During his presidential campaign, Barack Obama pledged to end our addiction to foreign oil, reduce the country’s dependence on fossil fuels, deal with climate change, and create millions of new energy sector jobs that can’t be shipped overseas. To many of us, the only way for the President to show he was serious about achieving these goals was through a demonstrated commitment to nuclear energy.
The President didn’t get off to a very good start when he made the political bargain with Senator Harry Reid to kill the Yucca Mountain nuclear waste repository. But things have started looking up since then.

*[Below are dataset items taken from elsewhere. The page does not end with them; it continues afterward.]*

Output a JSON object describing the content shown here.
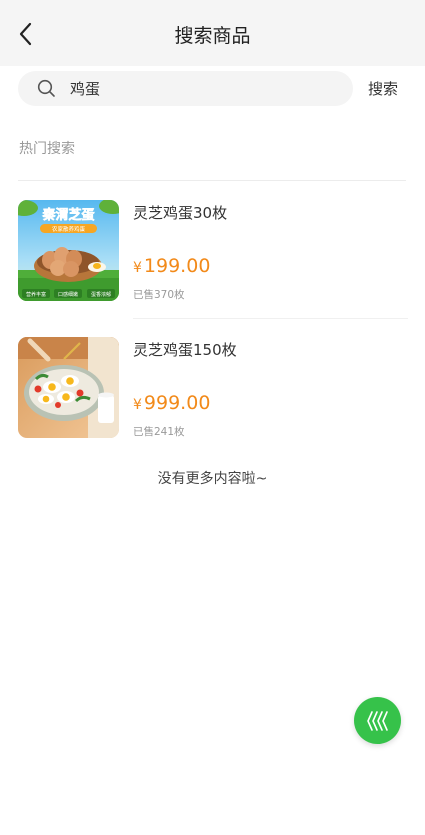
{
  "header": {
    "title": "搜索商品",
    "back_icon": "chevron-left-icon"
  },
  "search": {
    "value": "鸡蛋",
    "placeholder": "",
    "button_label": "搜索",
    "icon": "search-icon"
  },
  "hot_search": {
    "label": "热门搜索"
  },
  "products": [
    {
      "name": "灵芝鸡蛋30枚",
      "currency": "¥",
      "price": "199.00",
      "sold": "已售370枚",
      "image": {
        "title": "秦渭芝蛋",
        "banner": "农家散养鸡蛋",
        "badges": [
          "营养丰富",
          "口感细嫩",
          "蛋香浓郁"
        ]
      }
    },
    {
      "name": "灵芝鸡蛋150枚",
      "currency": "¥",
      "price": "999.00",
      "sold": "已售241枚"
    }
  ],
  "footer": {
    "no_more": "没有更多内容啦~"
  },
  "fab": {
    "icon": "arrows-icon"
  },
  "colors": {
    "price": "#f28a1a",
    "fab": "#36c24a",
    "header_bg": "#f5f5f5"
  }
}
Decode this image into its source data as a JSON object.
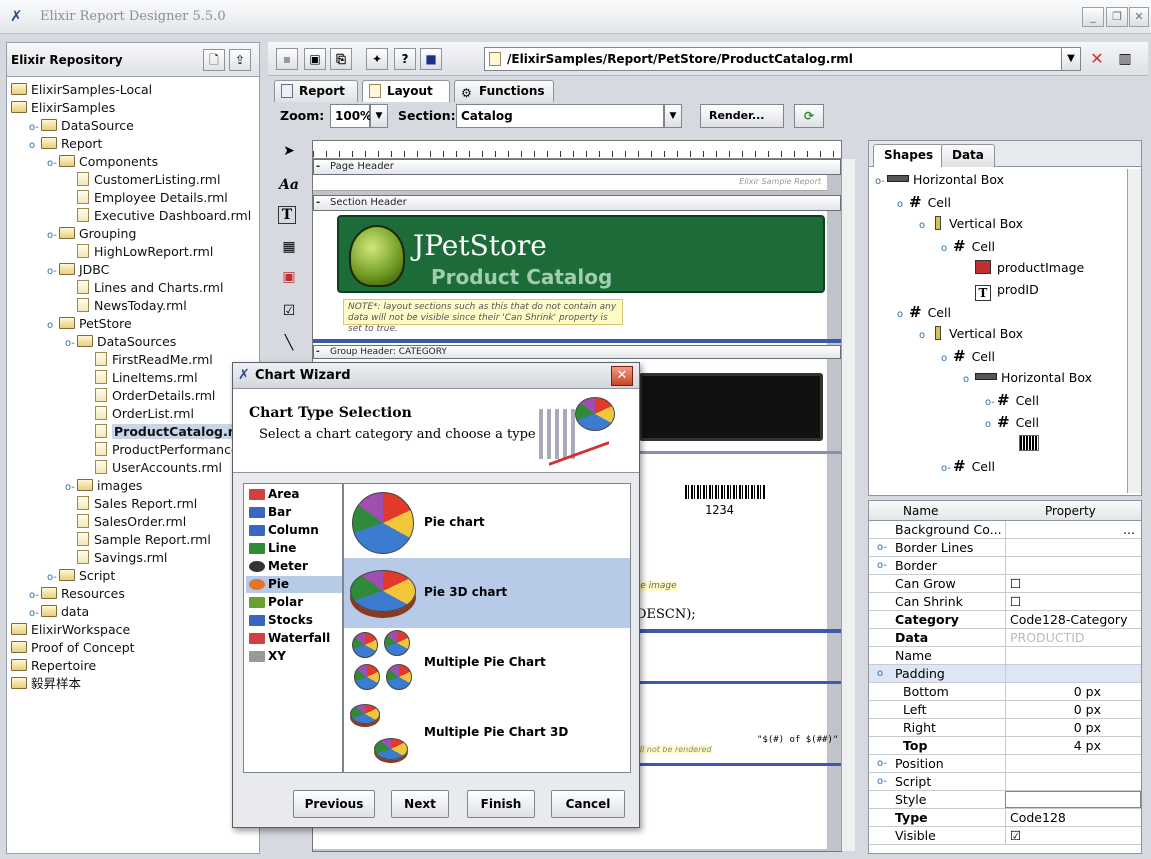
{
  "window": {
    "title": "Elixir Report Designer 5.5.0",
    "minimize": "_",
    "restore": "❐",
    "close": "✕"
  },
  "repository": {
    "title": "Elixir Repository",
    "new_label": "🗋",
    "add_label": "⇪",
    "tree": [
      {
        "label": "ElixirSamples-Local",
        "depth": 0,
        "kind": "folder",
        "exp": ""
      },
      {
        "label": "ElixirSamples",
        "depth": 0,
        "kind": "folder",
        "exp": ""
      },
      {
        "label": "DataSource",
        "depth": 1,
        "kind": "folder",
        "exp": "o-"
      },
      {
        "label": "Report",
        "depth": 1,
        "kind": "folder",
        "exp": "o"
      },
      {
        "label": "Components",
        "depth": 2,
        "kind": "folder",
        "exp": "o-"
      },
      {
        "label": "CustomerListing.rml",
        "depth": 3,
        "kind": "file",
        "exp": ""
      },
      {
        "label": "Employee Details.rml",
        "depth": 3,
        "kind": "file",
        "exp": ""
      },
      {
        "label": "Executive Dashboard.rml",
        "depth": 3,
        "kind": "file",
        "exp": ""
      },
      {
        "label": "Grouping",
        "depth": 2,
        "kind": "folder",
        "exp": "o-"
      },
      {
        "label": "HighLowReport.rml",
        "depth": 3,
        "kind": "file",
        "exp": ""
      },
      {
        "label": "JDBC",
        "depth": 2,
        "kind": "folder",
        "exp": "o-"
      },
      {
        "label": "Lines and Charts.rml",
        "depth": 3,
        "kind": "file",
        "exp": ""
      },
      {
        "label": "NewsToday.rml",
        "depth": 3,
        "kind": "file",
        "exp": ""
      },
      {
        "label": "PetStore",
        "depth": 2,
        "kind": "folder",
        "exp": "o"
      },
      {
        "label": "DataSources",
        "depth": 3,
        "kind": "folder",
        "exp": "o-"
      },
      {
        "label": "FirstReadMe.rml",
        "depth": 4,
        "kind": "file",
        "exp": ""
      },
      {
        "label": "LineItems.rml",
        "depth": 4,
        "kind": "file",
        "exp": ""
      },
      {
        "label": "OrderDetails.rml",
        "depth": 4,
        "kind": "file",
        "exp": ""
      },
      {
        "label": "OrderList.rml",
        "depth": 4,
        "kind": "file",
        "exp": ""
      },
      {
        "label": "ProductCatalog.rml",
        "depth": 4,
        "kind": "file",
        "exp": "",
        "selected": true
      },
      {
        "label": "ProductPerformance",
        "depth": 4,
        "kind": "file",
        "exp": ""
      },
      {
        "label": "UserAccounts.rml",
        "depth": 4,
        "kind": "file",
        "exp": ""
      },
      {
        "label": "images",
        "depth": 3,
        "kind": "folder",
        "exp": "o-"
      },
      {
        "label": "Sales Report.rml",
        "depth": 3,
        "kind": "file",
        "exp": ""
      },
      {
        "label": "SalesOrder.rml",
        "depth": 3,
        "kind": "file",
        "exp": ""
      },
      {
        "label": "Sample Report.rml",
        "depth": 3,
        "kind": "file",
        "exp": ""
      },
      {
        "label": "Savings.rml",
        "depth": 3,
        "kind": "file",
        "exp": ""
      },
      {
        "label": "Script",
        "depth": 2,
        "kind": "folder",
        "exp": "o-"
      },
      {
        "label": "Resources",
        "depth": 1,
        "kind": "folder",
        "exp": "o-"
      },
      {
        "label": "data",
        "depth": 1,
        "kind": "folder",
        "exp": "o-"
      },
      {
        "label": "ElixirWorkspace",
        "depth": 0,
        "kind": "folder",
        "exp": ""
      },
      {
        "label": "Proof of Concept",
        "depth": 0,
        "kind": "folder",
        "exp": ""
      },
      {
        "label": "Repertoire",
        "depth": 0,
        "kind": "folder",
        "exp": ""
      },
      {
        "label": "毅昇样本",
        "depth": 0,
        "kind": "folder",
        "exp": ""
      }
    ]
  },
  "toolbar": {
    "help_label": "?",
    "path": "/ElixirSamples/Report/PetStore/ProductCatalog.rml"
  },
  "tabs": [
    {
      "label": "Report"
    },
    {
      "label": "Layout"
    },
    {
      "label": "Functions"
    }
  ],
  "zoombar": {
    "zoom_label": "Zoom:",
    "zoom_value": "100%",
    "section_label": "Section:",
    "section_value": "Catalog",
    "render_label": "Render..."
  },
  "canvas": {
    "page_header": "Page Header",
    "watermark": "Elixir Sample Report",
    "section_header": "Section Header",
    "jpet_title": "JPetStore",
    "jpet_subtitle": "Product Catalog",
    "note": "NOTE*: layout sections such as this that do not contain any data will not be visible since their 'Can Shrink' property is set to true.",
    "group_header": "Group Header: CATEGORY",
    "barcode_text": "1234",
    "func_text": "(DESCN);",
    "image_hint": "the image",
    "page_format": "\"$(#) of $(##)\"",
    "render_hint": "will not be rendered"
  },
  "shapes": {
    "tab_shapes": "Shapes",
    "tab_data": "Data",
    "nodes": [
      {
        "label": "Horizontal Box",
        "depth": 0,
        "kind": "hbox",
        "key": "o-"
      },
      {
        "label": "Cell",
        "depth": 1,
        "kind": "cell",
        "key": "o"
      },
      {
        "label": "Vertical Box",
        "depth": 2,
        "kind": "vbox",
        "key": "o"
      },
      {
        "label": "Cell",
        "depth": 3,
        "kind": "cell",
        "key": "o"
      },
      {
        "label": "productImage",
        "depth": 4,
        "kind": "img",
        "key": ""
      },
      {
        "label": "prodID",
        "depth": 4,
        "kind": "text",
        "key": ""
      },
      {
        "label": "Cell",
        "depth": 1,
        "kind": "cell",
        "key": "o"
      },
      {
        "label": "Vertical Box",
        "depth": 2,
        "kind": "vbox",
        "key": "o"
      },
      {
        "label": "Cell",
        "depth": 3,
        "kind": "cell",
        "key": "o"
      },
      {
        "label": "Horizontal Box",
        "depth": 4,
        "kind": "hbox",
        "key": "o"
      },
      {
        "label": "Cell",
        "depth": 5,
        "kind": "cell",
        "key": "o-"
      },
      {
        "label": "Cell",
        "depth": 5,
        "kind": "cell",
        "key": "o"
      },
      {
        "label": "",
        "depth": 6,
        "kind": "barcode",
        "key": ""
      },
      {
        "label": "Cell",
        "depth": 3,
        "kind": "cell",
        "key": "o-"
      }
    ]
  },
  "properties": {
    "col_name": "Name",
    "col_property": "Property",
    "rows": [
      {
        "name": "Background Co...",
        "value": "...",
        "exp": "",
        "bold": false
      },
      {
        "name": "Border Lines",
        "value": "",
        "exp": "o-",
        "bold": false
      },
      {
        "name": "Border",
        "value": "",
        "exp": "o-",
        "bold": false
      },
      {
        "name": "Can Grow",
        "value": "☐",
        "exp": "",
        "bold": false
      },
      {
        "name": "Can Shrink",
        "value": "☐",
        "exp": "",
        "bold": false
      },
      {
        "name": "Category",
        "value": "Code128-Category",
        "exp": "",
        "bold": true
      },
      {
        "name": "Data",
        "value": "PRODUCTID",
        "exp": "",
        "bold": true
      },
      {
        "name": "Name",
        "value": "",
        "exp": "",
        "bold": false
      },
      {
        "name": "Padding",
        "value": "",
        "exp": "o",
        "bold": false,
        "group": true
      },
      {
        "name": "Bottom",
        "value": "0 px",
        "exp": "",
        "bold": false
      },
      {
        "name": "Left",
        "value": "0 px",
        "exp": "",
        "bold": false
      },
      {
        "name": "Right",
        "value": "0 px",
        "exp": "",
        "bold": false
      },
      {
        "name": "Top",
        "value": "4 px",
        "exp": "",
        "bold": true
      },
      {
        "name": "Position",
        "value": "",
        "exp": "o-",
        "bold": false
      },
      {
        "name": "Script",
        "value": "",
        "exp": "o-",
        "bold": false
      },
      {
        "name": "Style",
        "value": "",
        "exp": "",
        "bold": false
      },
      {
        "name": "Type",
        "value": "Code128",
        "exp": "",
        "bold": true
      },
      {
        "name": "Visible",
        "value": "☑",
        "exp": "",
        "bold": false
      }
    ]
  },
  "dialog": {
    "title": "Chart Wizard",
    "heading": "Chart Type Selection",
    "subheading": "Select a chart category and choose a type",
    "categories": [
      {
        "label": "Area",
        "color": "#d04040"
      },
      {
        "label": "Bar",
        "color": "#3a66c0"
      },
      {
        "label": "Column",
        "color": "#3a66c0"
      },
      {
        "label": "Line",
        "color": "#2f8a3a"
      },
      {
        "label": "Meter",
        "color": "#333333"
      },
      {
        "label": "Pie",
        "color": "#e0762a",
        "selected": true
      },
      {
        "label": "Polar",
        "color": "#6aa030"
      },
      {
        "label": "Stocks",
        "color": "#3a66c0"
      },
      {
        "label": "Waterfall",
        "color": "#d04040"
      },
      {
        "label": "XY",
        "color": "#999999"
      }
    ],
    "types": [
      {
        "label": "Pie chart"
      },
      {
        "label": "Pie 3D chart",
        "selected": true
      },
      {
        "label": "Multiple Pie Chart"
      },
      {
        "label": "Multiple Pie Chart 3D"
      }
    ],
    "btn_previous": "Previous",
    "btn_next": "Next",
    "btn_finish": "Finish",
    "btn_cancel": "Cancel"
  }
}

The Secretary of Energy, Dr. Steven Chu, has said “I think nuclear power is going to be a very important factor in getting us to a low carbon future,” and the President himself has been heard supporting the increased use of nuclear power. But the most encouraging sign yet of the President’s growing support for nuclear energy may be the man he placed in charge of the nation’s nuclear energy program – Dr. Warren “Pete” Miller.
The nomination and subsequent confirmation by Congress of Pete Miller (left) as the Assistant Secretary for Nuclear Energy is a welcome and heartening development. If our country is really going to get serious about the advancement of nuclear power there isn’t a more knowledgeable and experienced person to lead the effort.
Dr. Miller holds a PhD in Nuclear Engineering from Northwestern University and worked as a research scientist, senior research advisor and associate lab director during a 27 year career at Los Alamos National Laboratory. He was elected to membership in the National Academy of Engineering and is a Fellow of the American Nuclear Society. You simply can’t find someone who is better qualified for the job.
Miller in Idaho
Of course, qualifications are only part of the picture. Recently, we got a glimpse of Dr. Miller’s intellect, character and determination from his keynote address at the 2010 Martin Luther King Jr. Banquet in Idaho Falls.
Many of us have gotten to know Dr. Miller over his decades in the nuclear research community, but few of us knew that he was a childhood friend and classmate of Emmett Till, the fourteen year-old boy whose brutal murder helped catalyze the civil rights movement.
Dr. Miller shared with a rapt audience the story of how his feelings of profound sadness over the loss of his friend were transformed into a deep-rooted determination to succeed that led to a hard-won Congressional nomination to West Point and a doctorate from one of the nation’s top engineering schools.
What did we learn about Dr. Miller from his inspiring and heartfelt talk? Well, we learned that this is a man who has succeeded in the face of overwhelming adversity. And importantly for those of us who follow the INL, we learned that the nation’s nuclear energy program is in the hands of a man who doesn’t back away from a challenge.
Sure, there are still reasons for skepticism about the Administration’s commitment to nuclear energy. But for all the pro-nukes and INL supporters, the message sent in the person of Warren “Pete” Miller is louder and clearer than any Presidential sound-bite in support of nuclear energy.